県議会の杉本議長、杉山副議長らと意見交換する大学生(手前)=31日、県庁

 若年層の世代に政治や選挙への関心を高めてもらおうと、県選挙管理委員会は31日、県庁で大学生と県議会議長、副議長による意見交換会を開いた。出前事業の企画や選挙事務体験に携わるなどの啓発活動を行っている「かながわ選挙カレッジ」の学生5人が、議会の仕組みや議員の心構えなどを学んだ。

 学生から「人口が少ない地域の意見を議会に反映するために心がけていることは」と問われた足柄上選出の杉本透議長は、「地元の町を定期的に歩いて課題を聞くこと。その解決ができればと心がけている」と答えた。

 また、正副議長ポストを巡って現金授受疑惑などが取り沙汰される福岡県議会にも言及。杉本議長は「あれは論外。神奈川県では絶対にできない。日本の議会の中でも、あのような現状があることは非常に残念」と語った。
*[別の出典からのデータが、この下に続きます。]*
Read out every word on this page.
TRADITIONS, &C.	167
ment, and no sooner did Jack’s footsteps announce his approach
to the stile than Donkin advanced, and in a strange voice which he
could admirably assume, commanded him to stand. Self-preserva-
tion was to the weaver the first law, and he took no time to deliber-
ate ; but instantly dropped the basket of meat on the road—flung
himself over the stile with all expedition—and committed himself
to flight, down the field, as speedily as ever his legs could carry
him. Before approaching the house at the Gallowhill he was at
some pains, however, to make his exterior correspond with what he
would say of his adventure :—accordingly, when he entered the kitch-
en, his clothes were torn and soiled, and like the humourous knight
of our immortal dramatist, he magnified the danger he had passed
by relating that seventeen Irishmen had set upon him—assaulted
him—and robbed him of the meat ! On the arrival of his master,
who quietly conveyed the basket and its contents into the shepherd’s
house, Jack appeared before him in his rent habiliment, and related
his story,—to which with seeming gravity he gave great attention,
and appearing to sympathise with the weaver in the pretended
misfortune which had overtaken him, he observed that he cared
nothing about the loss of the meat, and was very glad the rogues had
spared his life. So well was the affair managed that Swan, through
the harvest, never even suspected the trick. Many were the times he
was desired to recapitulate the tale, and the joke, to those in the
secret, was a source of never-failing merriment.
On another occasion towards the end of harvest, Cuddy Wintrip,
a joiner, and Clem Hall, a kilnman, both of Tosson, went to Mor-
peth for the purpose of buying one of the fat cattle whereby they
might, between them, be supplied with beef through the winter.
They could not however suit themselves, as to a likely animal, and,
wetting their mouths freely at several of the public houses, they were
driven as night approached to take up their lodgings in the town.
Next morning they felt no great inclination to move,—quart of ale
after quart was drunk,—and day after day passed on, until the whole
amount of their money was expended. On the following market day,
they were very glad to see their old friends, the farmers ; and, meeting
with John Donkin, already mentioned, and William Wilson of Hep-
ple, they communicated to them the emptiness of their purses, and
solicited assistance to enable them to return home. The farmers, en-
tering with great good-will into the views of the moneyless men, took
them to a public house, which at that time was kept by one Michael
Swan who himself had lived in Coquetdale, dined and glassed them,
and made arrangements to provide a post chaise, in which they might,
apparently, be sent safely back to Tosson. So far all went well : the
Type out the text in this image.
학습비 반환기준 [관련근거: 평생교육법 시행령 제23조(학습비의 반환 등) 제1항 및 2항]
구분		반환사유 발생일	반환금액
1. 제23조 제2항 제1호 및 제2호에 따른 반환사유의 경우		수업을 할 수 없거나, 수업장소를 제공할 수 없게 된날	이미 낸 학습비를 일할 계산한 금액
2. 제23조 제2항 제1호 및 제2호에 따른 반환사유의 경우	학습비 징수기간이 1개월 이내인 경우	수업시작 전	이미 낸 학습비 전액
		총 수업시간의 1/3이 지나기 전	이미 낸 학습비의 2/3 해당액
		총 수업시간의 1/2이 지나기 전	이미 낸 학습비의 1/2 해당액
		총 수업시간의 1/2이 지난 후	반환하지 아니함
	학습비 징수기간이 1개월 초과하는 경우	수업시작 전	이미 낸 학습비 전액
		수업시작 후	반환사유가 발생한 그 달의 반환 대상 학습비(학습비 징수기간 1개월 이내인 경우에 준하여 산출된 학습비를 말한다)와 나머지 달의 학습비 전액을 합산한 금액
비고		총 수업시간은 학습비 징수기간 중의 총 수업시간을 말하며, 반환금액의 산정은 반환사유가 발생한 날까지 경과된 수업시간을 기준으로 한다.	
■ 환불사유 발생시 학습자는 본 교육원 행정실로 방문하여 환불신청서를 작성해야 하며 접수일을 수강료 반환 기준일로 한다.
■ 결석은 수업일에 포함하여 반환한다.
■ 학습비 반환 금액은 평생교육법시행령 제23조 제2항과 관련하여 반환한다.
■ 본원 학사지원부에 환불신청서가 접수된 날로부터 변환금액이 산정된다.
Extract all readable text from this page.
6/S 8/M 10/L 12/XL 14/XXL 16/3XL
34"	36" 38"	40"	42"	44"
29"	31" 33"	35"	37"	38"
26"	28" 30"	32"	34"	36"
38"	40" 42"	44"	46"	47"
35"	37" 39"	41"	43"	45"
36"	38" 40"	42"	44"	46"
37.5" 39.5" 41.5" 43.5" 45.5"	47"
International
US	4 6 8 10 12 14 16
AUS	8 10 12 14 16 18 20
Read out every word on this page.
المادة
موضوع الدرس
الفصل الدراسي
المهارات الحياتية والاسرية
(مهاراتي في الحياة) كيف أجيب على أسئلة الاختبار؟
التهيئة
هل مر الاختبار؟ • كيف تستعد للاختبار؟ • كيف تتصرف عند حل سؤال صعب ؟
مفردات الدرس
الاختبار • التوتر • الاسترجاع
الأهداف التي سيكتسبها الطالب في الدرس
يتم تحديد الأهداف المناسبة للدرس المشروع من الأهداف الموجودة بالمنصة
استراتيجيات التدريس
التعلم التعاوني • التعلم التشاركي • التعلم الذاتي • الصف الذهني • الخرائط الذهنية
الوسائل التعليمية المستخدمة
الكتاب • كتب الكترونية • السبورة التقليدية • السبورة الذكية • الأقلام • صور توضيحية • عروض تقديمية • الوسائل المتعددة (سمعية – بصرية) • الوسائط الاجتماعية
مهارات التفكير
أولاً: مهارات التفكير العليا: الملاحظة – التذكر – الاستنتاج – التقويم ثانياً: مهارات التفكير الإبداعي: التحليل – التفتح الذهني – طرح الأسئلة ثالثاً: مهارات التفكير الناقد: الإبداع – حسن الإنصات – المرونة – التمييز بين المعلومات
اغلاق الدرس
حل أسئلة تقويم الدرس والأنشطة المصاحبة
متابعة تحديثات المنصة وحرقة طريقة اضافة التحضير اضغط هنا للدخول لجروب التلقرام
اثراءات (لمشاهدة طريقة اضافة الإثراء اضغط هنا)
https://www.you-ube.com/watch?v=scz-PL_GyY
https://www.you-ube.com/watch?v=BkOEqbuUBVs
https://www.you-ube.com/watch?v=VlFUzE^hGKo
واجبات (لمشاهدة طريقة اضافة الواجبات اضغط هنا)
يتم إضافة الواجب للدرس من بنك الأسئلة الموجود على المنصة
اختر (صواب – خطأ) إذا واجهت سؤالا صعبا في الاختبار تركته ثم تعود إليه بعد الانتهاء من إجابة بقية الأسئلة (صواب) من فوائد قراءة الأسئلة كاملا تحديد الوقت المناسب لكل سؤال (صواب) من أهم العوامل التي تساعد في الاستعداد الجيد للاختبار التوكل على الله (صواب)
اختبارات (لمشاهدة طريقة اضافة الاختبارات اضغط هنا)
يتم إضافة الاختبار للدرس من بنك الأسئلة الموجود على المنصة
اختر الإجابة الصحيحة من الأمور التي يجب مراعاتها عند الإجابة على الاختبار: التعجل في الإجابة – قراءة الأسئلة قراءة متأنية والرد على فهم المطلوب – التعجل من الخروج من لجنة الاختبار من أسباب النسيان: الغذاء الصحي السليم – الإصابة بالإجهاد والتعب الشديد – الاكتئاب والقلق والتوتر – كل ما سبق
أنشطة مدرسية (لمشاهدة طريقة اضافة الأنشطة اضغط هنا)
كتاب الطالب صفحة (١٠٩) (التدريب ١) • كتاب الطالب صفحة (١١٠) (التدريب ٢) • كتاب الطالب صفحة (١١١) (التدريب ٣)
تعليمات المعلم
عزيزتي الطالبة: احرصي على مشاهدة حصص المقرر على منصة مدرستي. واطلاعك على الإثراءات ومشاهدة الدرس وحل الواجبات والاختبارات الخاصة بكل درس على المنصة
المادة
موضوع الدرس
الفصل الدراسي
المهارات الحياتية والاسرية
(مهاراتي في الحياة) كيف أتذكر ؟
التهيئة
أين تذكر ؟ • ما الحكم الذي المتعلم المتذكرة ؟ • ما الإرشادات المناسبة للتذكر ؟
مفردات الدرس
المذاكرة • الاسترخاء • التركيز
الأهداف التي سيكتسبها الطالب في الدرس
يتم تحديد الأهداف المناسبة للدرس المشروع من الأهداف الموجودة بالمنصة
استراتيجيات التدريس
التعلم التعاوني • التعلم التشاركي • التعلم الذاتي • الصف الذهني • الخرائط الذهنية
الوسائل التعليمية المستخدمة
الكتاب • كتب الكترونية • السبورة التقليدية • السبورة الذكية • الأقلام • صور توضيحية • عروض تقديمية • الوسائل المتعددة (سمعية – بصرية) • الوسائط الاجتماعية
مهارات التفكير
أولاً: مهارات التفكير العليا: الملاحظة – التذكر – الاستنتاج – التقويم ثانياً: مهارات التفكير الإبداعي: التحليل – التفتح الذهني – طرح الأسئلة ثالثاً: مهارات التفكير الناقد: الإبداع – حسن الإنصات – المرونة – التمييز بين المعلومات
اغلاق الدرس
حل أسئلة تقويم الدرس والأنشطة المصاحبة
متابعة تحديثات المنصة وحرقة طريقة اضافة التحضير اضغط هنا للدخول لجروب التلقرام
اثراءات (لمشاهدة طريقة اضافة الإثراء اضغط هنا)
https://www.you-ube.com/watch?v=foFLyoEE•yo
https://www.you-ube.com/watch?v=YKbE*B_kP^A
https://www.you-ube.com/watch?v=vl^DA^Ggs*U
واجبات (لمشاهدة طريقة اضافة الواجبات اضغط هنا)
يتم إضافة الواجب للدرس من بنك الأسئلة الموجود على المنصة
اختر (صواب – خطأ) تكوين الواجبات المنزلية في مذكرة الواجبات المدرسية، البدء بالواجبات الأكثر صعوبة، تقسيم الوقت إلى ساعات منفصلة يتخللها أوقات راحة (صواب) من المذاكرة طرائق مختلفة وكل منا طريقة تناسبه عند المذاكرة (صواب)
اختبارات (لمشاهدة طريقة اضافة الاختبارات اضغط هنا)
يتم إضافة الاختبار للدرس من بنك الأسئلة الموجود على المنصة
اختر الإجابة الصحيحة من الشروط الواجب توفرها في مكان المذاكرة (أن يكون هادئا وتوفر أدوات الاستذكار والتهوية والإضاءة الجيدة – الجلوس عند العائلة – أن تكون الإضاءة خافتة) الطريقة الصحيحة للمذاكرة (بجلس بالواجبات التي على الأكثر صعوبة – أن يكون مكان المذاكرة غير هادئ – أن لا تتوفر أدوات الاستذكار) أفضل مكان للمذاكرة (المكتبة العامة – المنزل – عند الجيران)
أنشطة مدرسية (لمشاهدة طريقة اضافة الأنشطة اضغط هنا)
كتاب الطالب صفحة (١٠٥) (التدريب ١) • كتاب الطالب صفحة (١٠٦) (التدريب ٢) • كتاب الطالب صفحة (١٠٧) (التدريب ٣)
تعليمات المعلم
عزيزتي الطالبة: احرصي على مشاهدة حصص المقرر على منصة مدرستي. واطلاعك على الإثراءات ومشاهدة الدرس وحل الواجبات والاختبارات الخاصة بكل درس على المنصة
 杉山信雄副議長は学生に向け、「他の国、地域からすれば(自分とは違う)いろんな見方がある。できるだけ多くの考え方を持って」などと話した。

 昨年度に続いて参加した大野興毅さん(20)は「直接、生の声を聞けるのはインターネットでは得られない価値がある。知的好奇心が刺激されていい機会になった」と話した。